Matters of personal taste aside, where Breheny’s argument falls down is in a matter of fact. Breheny compares the GAA TV product to the rugby and soccer products, but the comparison is not legitimate. He is not comparing like with like.

It’s like meeting your neighbour taking his dog for a walk and asking him why he doesn’t take the goldfish for a walk as well. Sure isn’t a goldfish just the same as a dog, really?

The advantage soccer and rugby have over inter-county Gaelic games is that soccer and rugby are professional games. They exist solely to entertain the public. Their schedules are set in such ways as to provide maximum reliable entertainment for the public – everything is honed to that end.

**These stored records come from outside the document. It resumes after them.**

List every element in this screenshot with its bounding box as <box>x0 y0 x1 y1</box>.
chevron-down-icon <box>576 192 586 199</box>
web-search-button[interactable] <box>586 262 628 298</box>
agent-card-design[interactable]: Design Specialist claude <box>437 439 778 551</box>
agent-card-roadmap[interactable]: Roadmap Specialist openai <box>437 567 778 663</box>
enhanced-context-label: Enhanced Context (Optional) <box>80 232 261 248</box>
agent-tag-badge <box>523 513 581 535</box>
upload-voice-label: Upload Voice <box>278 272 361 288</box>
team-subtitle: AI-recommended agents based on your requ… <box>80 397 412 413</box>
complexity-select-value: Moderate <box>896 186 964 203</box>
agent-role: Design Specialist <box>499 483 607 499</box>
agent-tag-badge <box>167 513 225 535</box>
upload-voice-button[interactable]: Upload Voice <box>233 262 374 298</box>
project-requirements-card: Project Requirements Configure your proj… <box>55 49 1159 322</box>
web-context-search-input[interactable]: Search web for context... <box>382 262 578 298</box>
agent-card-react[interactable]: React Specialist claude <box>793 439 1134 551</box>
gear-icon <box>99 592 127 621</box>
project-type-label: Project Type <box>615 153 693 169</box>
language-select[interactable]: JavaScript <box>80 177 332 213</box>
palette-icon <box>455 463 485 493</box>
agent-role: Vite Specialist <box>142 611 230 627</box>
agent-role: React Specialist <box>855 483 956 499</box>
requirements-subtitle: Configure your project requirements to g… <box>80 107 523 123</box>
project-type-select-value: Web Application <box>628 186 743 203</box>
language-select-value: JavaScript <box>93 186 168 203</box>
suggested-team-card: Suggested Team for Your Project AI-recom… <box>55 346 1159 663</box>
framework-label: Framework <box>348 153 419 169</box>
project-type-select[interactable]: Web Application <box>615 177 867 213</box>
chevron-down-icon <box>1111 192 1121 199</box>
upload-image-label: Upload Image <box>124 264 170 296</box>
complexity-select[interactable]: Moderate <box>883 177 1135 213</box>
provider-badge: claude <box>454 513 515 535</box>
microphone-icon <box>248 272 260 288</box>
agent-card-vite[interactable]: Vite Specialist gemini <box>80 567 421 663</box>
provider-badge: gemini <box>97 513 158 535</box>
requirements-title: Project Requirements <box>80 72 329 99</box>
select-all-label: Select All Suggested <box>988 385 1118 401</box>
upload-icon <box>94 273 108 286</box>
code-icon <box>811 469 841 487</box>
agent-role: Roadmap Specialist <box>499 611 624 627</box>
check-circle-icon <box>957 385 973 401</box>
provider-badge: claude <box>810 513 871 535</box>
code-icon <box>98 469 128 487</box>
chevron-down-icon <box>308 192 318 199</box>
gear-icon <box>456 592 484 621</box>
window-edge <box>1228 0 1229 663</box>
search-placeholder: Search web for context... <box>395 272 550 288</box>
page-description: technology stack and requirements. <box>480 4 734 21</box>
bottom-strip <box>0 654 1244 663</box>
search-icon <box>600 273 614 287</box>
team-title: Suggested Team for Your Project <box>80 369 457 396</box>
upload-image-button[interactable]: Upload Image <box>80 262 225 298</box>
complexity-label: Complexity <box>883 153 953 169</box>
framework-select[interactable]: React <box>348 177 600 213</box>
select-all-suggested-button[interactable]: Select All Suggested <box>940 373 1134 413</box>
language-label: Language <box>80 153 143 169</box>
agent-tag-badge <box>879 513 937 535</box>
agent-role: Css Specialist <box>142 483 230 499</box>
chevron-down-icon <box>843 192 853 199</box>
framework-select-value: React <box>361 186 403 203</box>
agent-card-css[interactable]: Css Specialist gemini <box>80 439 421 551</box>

The GAA is not set up to provide entertainment in the same way. It annually provides the greatest sporting spectacle in the country, year after year, in the football and hurling championships, but this is co-incidental, rather than essential, to the GAA’s actual purpose.

If the provision of a sporting entertainment to compare with soccer or rugby were the GAA’s mission, there would have to be some changes made. The league and Championship would be amalgamated. A transfer market would have to be created, in order to ensure that every team had a chance to have good players, and not leave things to chance accidents of birth.

Pride in the jersey, be it ever so humble, counts for lilttle when the mob paid their dollars, are waiting to be entertained at the circus and it’s five minutes to showtime.

After a few years, the GAA would have changed completely. Some counties would have disappeared off the map entirely. It’d be like Aussie Rules without the money, or the League of Ireland with crowds. Or the current GAA without its soul. A Frankenstein’s monster wandering the Earth, wondering why it’s different.

Because providing a reliable sporting entertainment isn’t the GAA’s mission. If the GAA ever changes from that it will have ceased to be what it is, which is the single greatest common cause in our society.

All over the country, in the recession-hit and broken-hearted and bitter and divided Ireland of 2011, people give up their free evenings in front of the fire to take busloads of dirty, noisy kids back mountains and into glens to play busloads of other dirty, noisy kids in games referred by fat men with red faces with good hearts that mightn’t really be fit for running around any more. And they all do it for a chicken dinner at Christmas and an empty promise of an All-Ireland ticket if the county team goes on a run.

Of course, volunteers train kids to play soccer and rugby too. But it’s not the same. The connection isn’t as strong. One in a thousand soccer stars might get an apprenticeship with Dagenham United. The good rugby players will find out how hard it is to get a paying gig in a country with two and three-quarter professional teams.

But the GAA star still meets you at funerals and stands next to you in the queue at the Centra and has Ruby Walsh’s horse and high hopes in the Grand National sweep in the local.

People talk about the heart of the GAA being a full house in a floodlit Croke Park. It’s not. It’s a gang of kids and a fat man on the side of a mountain, and the kids beginning to realise that they’re from somewhere, not anywhere, and that matters. Long may it thrive.